UNTITLED, San Francisco
Anat Ebgi Gallery is pleased to announce its participation in the first edition of UNTITLED, San Francisco from January 13-15 with a VIP opening on Thursday, January 12, from 3-9pm. The gallery wil feature new work by Chris Coy, Jason Bailer Losh, and Samantha Thomas.
Chris Coy will present the second painting in his Mona Lisa Overdrive series, a 7 x 9 foot photorealistic oil painting that derives from the computer generated environment the artist imagined based on the Rococo painting by Fragonard, The Swing. The hypernatural world painted in trompe l’oeil effect silver chrome depicts a pre-revolutionary aristocratic courtship amidst the splendor of lakes, chateaus, trees, pathways, stone angels, flowers, hedges, and other obsessive details that make up a world meant to uncannily mimic our own.
Jason Bailer Losh’s sculptures are composed of everyday materials repurposed into wholly new objects. He uses these items and constructs them into particular compositions, sequences and arrangements. They feel visible and familiar, yet relate outside of their tactility and functionality. Through the artist’s hand, common, commercial and domestic objects are exposed of their sculptural, formal and physical dimensions.

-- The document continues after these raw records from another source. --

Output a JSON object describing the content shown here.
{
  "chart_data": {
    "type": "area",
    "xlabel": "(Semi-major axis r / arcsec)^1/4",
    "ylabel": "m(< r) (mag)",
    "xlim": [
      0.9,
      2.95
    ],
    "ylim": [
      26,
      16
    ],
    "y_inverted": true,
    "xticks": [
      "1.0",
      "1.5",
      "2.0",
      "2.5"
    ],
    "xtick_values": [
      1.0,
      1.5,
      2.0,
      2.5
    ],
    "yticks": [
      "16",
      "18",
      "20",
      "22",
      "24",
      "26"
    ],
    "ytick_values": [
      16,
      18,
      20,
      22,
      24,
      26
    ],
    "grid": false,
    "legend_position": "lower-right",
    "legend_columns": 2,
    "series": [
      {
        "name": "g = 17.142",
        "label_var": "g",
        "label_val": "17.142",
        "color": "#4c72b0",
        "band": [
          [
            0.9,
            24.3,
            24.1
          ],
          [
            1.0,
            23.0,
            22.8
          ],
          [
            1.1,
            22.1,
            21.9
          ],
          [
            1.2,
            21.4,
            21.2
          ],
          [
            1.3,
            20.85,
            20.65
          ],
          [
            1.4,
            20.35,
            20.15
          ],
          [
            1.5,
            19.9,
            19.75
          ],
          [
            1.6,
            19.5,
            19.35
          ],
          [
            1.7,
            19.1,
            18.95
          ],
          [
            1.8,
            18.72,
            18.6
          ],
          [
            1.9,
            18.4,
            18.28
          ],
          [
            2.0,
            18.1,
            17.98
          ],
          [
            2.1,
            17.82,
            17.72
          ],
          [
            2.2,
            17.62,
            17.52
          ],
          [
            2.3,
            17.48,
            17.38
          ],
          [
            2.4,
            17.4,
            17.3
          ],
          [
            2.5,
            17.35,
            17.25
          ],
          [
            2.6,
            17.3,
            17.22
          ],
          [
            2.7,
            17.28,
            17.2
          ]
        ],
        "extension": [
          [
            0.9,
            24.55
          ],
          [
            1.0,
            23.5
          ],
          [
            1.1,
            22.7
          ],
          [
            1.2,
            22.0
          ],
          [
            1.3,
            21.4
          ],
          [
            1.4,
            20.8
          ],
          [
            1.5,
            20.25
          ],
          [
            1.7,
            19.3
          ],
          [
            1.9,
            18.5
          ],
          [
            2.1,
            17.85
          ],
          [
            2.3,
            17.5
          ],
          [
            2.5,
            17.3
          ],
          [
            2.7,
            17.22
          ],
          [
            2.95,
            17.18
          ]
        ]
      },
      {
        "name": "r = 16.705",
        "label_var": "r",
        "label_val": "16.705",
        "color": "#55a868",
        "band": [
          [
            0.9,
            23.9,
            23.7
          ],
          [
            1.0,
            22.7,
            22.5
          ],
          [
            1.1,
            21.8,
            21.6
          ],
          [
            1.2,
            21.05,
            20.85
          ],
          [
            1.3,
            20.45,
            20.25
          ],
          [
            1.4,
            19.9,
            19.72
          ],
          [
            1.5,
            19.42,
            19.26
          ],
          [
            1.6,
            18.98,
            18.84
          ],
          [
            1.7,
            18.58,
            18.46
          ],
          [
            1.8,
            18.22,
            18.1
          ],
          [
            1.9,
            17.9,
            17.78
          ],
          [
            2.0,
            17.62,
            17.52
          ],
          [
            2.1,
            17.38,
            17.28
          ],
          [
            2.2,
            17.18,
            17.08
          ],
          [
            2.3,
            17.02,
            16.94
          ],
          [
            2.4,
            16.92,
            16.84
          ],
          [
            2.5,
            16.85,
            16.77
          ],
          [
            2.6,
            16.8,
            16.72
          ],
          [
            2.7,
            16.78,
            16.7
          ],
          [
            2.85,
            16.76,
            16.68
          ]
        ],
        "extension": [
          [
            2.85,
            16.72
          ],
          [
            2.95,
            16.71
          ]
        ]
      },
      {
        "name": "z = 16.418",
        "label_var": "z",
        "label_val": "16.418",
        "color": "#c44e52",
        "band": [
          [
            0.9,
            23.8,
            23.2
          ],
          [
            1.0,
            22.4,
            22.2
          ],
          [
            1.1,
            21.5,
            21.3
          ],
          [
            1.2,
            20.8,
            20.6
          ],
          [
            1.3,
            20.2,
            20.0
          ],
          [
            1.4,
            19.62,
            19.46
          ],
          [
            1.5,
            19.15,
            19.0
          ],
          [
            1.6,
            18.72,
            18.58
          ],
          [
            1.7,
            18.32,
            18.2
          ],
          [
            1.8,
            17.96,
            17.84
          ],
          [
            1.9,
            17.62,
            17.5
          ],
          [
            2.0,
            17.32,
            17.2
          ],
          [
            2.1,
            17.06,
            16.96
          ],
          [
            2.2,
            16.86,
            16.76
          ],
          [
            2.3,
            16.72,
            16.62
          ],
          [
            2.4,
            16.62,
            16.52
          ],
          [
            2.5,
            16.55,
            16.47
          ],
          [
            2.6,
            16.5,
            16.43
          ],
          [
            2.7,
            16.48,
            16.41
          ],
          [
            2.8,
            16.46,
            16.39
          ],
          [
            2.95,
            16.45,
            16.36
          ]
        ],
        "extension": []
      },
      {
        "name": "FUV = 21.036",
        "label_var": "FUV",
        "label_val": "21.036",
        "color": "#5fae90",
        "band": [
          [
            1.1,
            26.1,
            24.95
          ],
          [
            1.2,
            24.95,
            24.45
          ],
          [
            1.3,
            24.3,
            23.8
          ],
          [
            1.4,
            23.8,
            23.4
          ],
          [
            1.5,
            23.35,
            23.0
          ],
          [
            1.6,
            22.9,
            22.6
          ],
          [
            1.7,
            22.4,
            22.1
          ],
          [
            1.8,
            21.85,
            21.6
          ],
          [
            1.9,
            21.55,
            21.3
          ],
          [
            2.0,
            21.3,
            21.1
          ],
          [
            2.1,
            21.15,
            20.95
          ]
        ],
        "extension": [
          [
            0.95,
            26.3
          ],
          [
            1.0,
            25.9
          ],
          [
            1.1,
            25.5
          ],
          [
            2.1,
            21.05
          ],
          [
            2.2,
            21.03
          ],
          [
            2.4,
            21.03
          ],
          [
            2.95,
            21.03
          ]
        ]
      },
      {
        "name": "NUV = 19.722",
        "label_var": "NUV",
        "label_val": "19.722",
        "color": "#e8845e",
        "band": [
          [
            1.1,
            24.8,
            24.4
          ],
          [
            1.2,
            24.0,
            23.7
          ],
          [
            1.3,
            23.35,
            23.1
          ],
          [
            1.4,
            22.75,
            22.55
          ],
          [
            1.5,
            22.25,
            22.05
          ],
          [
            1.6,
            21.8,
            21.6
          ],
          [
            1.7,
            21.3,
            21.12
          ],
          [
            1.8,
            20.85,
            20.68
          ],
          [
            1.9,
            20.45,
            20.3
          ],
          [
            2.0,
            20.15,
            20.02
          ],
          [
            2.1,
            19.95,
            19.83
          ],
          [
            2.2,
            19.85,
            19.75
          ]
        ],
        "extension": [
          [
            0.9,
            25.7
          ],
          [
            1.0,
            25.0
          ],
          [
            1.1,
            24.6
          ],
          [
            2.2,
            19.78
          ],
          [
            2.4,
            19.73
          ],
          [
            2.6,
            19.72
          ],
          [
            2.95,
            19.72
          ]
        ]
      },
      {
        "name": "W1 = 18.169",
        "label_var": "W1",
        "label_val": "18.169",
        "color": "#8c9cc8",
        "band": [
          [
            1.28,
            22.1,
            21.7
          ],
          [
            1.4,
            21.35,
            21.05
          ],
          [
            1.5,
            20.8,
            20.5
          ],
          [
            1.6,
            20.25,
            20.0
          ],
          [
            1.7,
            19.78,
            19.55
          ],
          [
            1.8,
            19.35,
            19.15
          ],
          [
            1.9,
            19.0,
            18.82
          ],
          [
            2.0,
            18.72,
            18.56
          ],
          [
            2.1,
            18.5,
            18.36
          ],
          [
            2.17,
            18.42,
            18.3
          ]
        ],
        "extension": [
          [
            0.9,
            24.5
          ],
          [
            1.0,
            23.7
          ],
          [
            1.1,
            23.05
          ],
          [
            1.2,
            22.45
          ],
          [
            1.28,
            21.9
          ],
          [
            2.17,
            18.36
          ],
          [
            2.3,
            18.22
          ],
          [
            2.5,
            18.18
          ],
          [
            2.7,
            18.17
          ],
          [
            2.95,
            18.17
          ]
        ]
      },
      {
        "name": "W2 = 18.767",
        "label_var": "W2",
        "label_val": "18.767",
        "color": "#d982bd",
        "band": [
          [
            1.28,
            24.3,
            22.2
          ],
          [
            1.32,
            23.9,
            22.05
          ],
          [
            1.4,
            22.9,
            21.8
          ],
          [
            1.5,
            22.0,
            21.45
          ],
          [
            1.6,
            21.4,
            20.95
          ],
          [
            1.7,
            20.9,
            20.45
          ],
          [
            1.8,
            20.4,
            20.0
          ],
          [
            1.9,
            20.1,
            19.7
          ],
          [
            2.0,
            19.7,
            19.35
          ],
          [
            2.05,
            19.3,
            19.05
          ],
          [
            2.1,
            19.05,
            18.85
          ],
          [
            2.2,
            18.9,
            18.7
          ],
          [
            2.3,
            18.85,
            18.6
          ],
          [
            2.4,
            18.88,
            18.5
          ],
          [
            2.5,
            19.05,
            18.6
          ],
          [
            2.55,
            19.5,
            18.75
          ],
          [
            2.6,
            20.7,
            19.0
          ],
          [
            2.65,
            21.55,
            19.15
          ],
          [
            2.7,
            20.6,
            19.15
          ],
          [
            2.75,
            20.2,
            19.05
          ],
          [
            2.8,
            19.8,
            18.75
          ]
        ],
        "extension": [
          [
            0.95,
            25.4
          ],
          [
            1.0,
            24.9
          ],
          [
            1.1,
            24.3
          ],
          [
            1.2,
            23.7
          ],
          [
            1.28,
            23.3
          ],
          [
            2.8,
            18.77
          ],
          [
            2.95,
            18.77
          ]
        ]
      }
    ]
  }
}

Samantha Thomas will present new works from her Cartography and Landscapification series. The hand-sewn maps of fabric, thread, and paint were worked on while the artist traveled the country. Meant to exist as metaphorical and visual representations of aerial views of landscapes, the pieces question the world, and the geopolitical boundaries that are ever shifting and fragile as thread. While referencing modernist formalism, her compositions no longer seek to explore the infinite contained within the canvas, but allow the language of abstract painting to confront concrete themes of global politics
UNTITLED, Miami Beach
Joe Reihsen, b. 1979, Blaine, Minnesota. Lives and works in Los Angeles.
Reihsen’s abstract paintings have a flatness of a computer screen. Using various painting tools and brushes, the artist creates texture, depth, and perspective of an illusionistic nature. Although they are made with paint, the effect is as if its from a digital source, mimicking a mechanical reproduction such as a print, photograph or Xerox copy. Chromatically, the result is a cross between AbEx and Color Field painting smudged with finger prints on an iPad screen; the complex treatment of texture bestows an additional element and makes the work striking and contemporary.